Un enjeu de diagnostic précoce
Chez les patients adultes, la progression de la faiblesse musculaire et des troubles respiratoires peut être graduelle, ce qui rend parfois le diagnostic long et complexe sans tests spécialisés, a souligné Pr Smail Daoudi, chef de service neurologie au CHU Tizi Ouzou.
Il a mis en avant l’importance du diagnostic précoce de la maladie qui repose sur des tests enzymatiques (mesure de l’activité de l’enzyme GAA) pour éviter l’errance diagnostic .

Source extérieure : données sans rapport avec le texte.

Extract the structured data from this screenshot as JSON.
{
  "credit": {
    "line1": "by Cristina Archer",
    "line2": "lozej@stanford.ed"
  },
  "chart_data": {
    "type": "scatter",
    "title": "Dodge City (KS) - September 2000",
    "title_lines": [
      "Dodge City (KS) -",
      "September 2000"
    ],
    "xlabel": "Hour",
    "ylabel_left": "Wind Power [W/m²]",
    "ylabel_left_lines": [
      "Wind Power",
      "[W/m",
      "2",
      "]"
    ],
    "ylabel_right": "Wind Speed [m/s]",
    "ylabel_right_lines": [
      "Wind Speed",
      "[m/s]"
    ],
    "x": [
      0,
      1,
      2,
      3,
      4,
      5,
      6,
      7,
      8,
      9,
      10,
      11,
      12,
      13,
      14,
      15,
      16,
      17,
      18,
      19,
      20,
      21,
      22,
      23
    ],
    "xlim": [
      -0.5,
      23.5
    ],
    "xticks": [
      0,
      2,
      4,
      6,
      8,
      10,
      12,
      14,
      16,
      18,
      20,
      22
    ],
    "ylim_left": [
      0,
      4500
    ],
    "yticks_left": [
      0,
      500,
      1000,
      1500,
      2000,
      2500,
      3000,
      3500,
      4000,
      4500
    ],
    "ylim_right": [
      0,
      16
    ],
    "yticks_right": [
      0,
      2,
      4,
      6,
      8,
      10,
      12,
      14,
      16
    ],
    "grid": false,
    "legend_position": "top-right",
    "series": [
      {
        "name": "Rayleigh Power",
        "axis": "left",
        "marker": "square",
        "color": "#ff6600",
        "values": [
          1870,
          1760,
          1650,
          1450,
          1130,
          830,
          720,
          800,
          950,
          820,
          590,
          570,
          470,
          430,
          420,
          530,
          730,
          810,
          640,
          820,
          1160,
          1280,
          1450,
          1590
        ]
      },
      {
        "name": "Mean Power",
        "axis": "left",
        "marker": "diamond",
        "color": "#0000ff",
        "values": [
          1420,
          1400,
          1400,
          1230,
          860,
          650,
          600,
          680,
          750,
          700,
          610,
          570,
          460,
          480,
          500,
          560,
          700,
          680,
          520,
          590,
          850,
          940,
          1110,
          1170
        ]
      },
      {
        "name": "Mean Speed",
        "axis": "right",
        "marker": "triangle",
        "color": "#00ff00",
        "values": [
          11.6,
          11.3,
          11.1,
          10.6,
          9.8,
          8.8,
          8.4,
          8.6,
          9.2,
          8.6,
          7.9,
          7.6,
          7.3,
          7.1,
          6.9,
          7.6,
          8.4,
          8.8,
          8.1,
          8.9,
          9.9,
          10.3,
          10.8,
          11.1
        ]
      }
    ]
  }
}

C’est une maladie qui se manifeste également sous d’autres formes notamment une gène respiratoire, la scoliose et “on a même les formes digestives”, a t-il expliqué. Pr Daoudi a indiqué qu’il y a plusieurs approches thérapeutiques permettent aujourd’hui d’en ralentir la progression et d’améliorer la qualité de vie des patients.
Une prise en charge en évolution
La thérapie enzymatique de remplacement (ERT) consiste à administrer l’enzyme manquante par perfusion régulière, ce qui peut réduire l’accumulation de glycogène dans les muscles et aider à préserver leur fonction a expliqué Pr Belkacem Bioud tout en pàlaidant pour une prise en charge multidisciplnaire.
Il a signalé que toutes les recommandation américaines ou européennes préconisent d’initier le traitement le plus tôt possible même avant la confirmation génétique lorsque la clinique est très évocatrice.

«Devant un tableau clinique suggestif — notamment une cardiopathie hypertrophique associée à une activité enzymatique effondrée — il s’agit véritablement d’une course contre la montre pour commencer la prise en charge», a insisté Pr Bioud.
Il est également revenu sur les avancées thérapeutiques notamment le passage vers une molécule de seconde génération conçue pour améliorer la prise en charge des patients.
Ce switch thérapeutique fait actuellement l’objet d’études et de publications cliniques pour mieux évaluer ses bénéfices fonctionnels sur la motricité et la fonction respiratoire, ainsi que sa sécurité d’utilisation à long terme a t-il dit en faisant références aux études COMET et Baby CPMET dont les résultats sont attendus pour les prochains mois a-t-il ajouté.
Le diagnostic précoce est essentiel pour une prise en charge adaptée ont conclut les trois spécialistes.